GEORG HENISCH - Teütsche Sprach vnd Weißheit, Augsburg 1616 - abgeschlossen
Henisch ist der erste der hier vorgestellten Lexikographen, der das deutsche Stichwort zunächst mit einem deutschen Synonym erläutert: Aber / sonder / sunder. Es folgt eine Funktionsbestimmung, bevor der weiterhin obligatorische Verweis auf das Lateinische und seine Entsprechungen erfolgt; auch das Griechische wird angeführt. Wie im Calepinus wird dann für eine Reihe europäischer Sprachen die Übersetzung von aber angegeben - die Sprachen sind noch die gleichen, nur ist das Italienische durch das Böhmische (d.h.
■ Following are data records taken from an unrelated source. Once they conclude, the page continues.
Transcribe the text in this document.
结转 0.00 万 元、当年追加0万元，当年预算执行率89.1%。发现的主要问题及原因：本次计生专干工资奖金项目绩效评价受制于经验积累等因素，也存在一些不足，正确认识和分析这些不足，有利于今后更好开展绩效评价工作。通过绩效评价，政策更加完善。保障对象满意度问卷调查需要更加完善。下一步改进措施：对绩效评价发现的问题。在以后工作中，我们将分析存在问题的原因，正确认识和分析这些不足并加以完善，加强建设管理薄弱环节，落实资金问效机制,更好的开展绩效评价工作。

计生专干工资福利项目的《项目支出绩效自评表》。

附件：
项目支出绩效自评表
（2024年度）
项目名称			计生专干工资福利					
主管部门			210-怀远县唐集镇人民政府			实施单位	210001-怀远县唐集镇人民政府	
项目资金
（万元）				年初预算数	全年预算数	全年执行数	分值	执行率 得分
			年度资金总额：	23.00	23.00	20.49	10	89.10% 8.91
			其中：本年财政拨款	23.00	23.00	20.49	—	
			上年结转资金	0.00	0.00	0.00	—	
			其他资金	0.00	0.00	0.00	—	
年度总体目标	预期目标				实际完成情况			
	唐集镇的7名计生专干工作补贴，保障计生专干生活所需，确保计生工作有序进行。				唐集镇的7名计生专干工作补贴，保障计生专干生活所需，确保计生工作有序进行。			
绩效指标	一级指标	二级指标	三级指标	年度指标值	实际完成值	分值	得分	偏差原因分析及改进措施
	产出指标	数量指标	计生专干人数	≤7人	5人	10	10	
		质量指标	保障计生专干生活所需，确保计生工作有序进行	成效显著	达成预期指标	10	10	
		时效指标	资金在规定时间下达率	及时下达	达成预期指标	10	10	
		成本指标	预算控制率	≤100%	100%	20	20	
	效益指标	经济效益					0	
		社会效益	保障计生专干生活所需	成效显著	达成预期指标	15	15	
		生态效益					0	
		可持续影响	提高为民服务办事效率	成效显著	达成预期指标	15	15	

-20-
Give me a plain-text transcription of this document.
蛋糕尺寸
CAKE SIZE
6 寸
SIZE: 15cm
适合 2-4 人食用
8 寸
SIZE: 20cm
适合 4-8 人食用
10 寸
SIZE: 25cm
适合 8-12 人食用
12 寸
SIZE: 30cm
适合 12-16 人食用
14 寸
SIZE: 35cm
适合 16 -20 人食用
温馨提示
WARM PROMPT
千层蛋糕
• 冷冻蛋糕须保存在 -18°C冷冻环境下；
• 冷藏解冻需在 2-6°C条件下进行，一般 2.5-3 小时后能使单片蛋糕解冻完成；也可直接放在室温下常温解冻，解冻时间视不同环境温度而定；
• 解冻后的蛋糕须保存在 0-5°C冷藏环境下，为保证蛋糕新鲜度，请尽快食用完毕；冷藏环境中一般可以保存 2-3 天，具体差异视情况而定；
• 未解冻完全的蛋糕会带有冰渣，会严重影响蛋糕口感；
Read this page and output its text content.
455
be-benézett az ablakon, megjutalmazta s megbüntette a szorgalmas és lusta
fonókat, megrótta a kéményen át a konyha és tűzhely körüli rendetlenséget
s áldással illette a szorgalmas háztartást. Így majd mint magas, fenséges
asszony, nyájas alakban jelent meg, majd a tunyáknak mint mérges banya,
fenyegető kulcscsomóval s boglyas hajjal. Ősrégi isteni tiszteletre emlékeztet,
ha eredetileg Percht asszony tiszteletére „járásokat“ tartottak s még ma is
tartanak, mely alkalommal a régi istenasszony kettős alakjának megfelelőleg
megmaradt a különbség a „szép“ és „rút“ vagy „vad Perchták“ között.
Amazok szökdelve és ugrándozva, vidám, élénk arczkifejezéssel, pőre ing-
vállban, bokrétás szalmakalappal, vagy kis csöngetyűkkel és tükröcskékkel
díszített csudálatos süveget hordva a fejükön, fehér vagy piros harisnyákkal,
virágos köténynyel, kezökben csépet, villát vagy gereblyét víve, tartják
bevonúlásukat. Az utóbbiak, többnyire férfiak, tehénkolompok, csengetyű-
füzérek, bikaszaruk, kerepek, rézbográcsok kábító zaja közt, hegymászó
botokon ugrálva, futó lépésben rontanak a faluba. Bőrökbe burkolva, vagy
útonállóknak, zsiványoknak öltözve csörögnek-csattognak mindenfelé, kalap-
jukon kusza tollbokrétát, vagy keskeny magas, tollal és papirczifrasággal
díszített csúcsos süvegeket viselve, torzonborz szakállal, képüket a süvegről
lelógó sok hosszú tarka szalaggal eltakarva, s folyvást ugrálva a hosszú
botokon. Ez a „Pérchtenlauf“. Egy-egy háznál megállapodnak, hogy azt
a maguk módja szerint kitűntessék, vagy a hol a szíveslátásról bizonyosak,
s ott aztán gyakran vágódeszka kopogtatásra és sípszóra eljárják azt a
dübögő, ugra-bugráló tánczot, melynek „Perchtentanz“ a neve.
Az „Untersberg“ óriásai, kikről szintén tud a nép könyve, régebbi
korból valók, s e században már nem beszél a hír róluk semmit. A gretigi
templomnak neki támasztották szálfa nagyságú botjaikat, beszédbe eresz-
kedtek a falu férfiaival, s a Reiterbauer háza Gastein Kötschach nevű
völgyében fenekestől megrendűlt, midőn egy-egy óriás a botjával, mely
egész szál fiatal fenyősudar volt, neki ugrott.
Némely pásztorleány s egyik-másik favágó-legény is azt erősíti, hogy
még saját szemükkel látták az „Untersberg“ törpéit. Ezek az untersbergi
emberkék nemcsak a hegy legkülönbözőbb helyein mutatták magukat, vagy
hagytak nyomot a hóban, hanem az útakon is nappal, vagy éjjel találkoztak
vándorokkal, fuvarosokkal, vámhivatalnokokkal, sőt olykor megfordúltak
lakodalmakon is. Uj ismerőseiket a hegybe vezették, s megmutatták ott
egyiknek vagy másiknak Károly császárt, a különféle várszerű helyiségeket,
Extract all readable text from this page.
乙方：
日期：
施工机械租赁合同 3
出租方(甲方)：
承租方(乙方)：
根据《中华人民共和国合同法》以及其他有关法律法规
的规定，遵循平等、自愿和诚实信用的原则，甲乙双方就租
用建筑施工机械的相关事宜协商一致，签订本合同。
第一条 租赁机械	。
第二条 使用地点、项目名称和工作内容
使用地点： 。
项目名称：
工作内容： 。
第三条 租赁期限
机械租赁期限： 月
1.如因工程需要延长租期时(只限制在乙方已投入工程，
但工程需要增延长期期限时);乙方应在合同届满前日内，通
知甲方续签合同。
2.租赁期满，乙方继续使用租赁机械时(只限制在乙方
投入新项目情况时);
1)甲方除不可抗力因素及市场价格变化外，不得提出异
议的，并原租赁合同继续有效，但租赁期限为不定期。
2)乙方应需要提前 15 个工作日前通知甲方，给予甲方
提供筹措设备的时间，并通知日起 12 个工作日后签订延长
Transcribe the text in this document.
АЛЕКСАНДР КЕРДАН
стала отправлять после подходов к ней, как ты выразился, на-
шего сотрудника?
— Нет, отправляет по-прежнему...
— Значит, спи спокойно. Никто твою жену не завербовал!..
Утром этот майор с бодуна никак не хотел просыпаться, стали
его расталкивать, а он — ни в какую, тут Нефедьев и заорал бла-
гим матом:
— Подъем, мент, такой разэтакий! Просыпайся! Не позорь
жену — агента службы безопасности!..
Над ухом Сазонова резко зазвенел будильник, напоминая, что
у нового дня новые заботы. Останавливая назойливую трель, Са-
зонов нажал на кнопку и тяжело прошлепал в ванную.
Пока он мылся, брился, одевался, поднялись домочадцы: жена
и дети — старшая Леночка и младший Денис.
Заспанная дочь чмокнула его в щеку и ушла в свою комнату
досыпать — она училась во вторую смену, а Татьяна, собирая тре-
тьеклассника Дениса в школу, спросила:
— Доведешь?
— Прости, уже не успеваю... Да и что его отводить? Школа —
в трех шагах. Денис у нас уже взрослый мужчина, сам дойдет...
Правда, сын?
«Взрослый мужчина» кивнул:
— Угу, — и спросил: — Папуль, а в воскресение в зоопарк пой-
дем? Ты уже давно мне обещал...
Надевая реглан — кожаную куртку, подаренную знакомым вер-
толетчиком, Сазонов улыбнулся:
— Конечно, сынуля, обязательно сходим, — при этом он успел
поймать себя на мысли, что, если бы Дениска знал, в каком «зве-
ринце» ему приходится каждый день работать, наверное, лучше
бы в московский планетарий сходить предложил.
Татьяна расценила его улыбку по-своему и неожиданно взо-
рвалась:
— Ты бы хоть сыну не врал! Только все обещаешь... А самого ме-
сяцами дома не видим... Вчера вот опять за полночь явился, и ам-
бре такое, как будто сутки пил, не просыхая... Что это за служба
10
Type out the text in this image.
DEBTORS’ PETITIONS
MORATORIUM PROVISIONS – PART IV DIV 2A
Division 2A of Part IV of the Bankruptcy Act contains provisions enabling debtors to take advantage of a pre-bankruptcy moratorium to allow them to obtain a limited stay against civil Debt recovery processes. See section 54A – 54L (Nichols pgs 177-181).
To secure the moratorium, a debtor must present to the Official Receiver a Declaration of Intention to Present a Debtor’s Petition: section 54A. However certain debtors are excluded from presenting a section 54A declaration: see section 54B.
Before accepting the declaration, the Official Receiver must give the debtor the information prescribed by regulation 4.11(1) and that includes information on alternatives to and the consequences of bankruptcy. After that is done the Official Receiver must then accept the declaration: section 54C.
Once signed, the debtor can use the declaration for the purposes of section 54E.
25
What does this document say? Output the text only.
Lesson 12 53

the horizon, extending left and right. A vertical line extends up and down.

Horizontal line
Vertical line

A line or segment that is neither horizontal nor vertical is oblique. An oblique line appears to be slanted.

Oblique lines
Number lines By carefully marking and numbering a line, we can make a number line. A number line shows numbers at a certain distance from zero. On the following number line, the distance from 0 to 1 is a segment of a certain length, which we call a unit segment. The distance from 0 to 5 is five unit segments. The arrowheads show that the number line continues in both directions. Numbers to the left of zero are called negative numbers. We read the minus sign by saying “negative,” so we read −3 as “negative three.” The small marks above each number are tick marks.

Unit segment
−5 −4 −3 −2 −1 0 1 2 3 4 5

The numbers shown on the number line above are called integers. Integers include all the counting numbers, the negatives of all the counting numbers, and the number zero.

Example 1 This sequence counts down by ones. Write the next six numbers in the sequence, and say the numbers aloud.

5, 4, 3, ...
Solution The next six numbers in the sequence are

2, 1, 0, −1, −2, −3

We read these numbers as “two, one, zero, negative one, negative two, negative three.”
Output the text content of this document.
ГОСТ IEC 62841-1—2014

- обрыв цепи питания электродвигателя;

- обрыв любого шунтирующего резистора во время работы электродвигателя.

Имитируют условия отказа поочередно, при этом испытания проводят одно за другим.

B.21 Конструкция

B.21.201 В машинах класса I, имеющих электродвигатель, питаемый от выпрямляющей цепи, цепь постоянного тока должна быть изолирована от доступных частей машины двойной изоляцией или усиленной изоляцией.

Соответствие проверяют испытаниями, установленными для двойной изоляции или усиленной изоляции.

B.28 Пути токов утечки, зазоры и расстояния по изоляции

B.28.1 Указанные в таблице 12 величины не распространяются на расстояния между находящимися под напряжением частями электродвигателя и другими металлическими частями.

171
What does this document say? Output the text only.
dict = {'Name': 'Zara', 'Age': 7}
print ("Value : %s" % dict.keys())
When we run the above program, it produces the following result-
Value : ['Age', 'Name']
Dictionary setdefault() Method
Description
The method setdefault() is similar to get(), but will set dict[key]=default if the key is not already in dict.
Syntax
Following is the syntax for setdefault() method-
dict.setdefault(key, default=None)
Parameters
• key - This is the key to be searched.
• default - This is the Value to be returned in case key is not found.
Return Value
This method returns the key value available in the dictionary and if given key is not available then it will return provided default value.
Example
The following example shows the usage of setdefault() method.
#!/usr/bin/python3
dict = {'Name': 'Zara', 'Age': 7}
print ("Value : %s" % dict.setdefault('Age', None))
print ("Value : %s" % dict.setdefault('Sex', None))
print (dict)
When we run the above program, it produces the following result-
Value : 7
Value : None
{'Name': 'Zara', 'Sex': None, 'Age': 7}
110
Tschechische) ersetzt.
Bei der Auflistung der nachfolgenden Beispiele wird klar, daß auch bei Henisch von einem Primat der deutschen Sprache nur bedingt die Rede sein kann: Die Beispiele sind nach den lateinischen Entsprechungen geordnet; sie werden sogar mit einer Angabe zur lateinischen Syntax eröffnet: At wirdt im anfang gebraucht. In einem Beispielsatz kommt aber überhaupt nicht vor: Eintweder sterben / oder wa nicht / doch zum wenigsten in etlicher hoffnung leben.

Henisch gibt erstmals einen redensartlichen Gebrauch an (mit Pro. für lat. proverbium gekennzeichnet): Es ist kein mensch ohn ein aber. Darüber hinaus verzeichnet er mehrere Kompositionsbildungen: Neben dem schon bei Dasypodius verzeichneten Stichwort Aberglaube und seinen Ableitungen führt er auch abermal und Aberwitz an.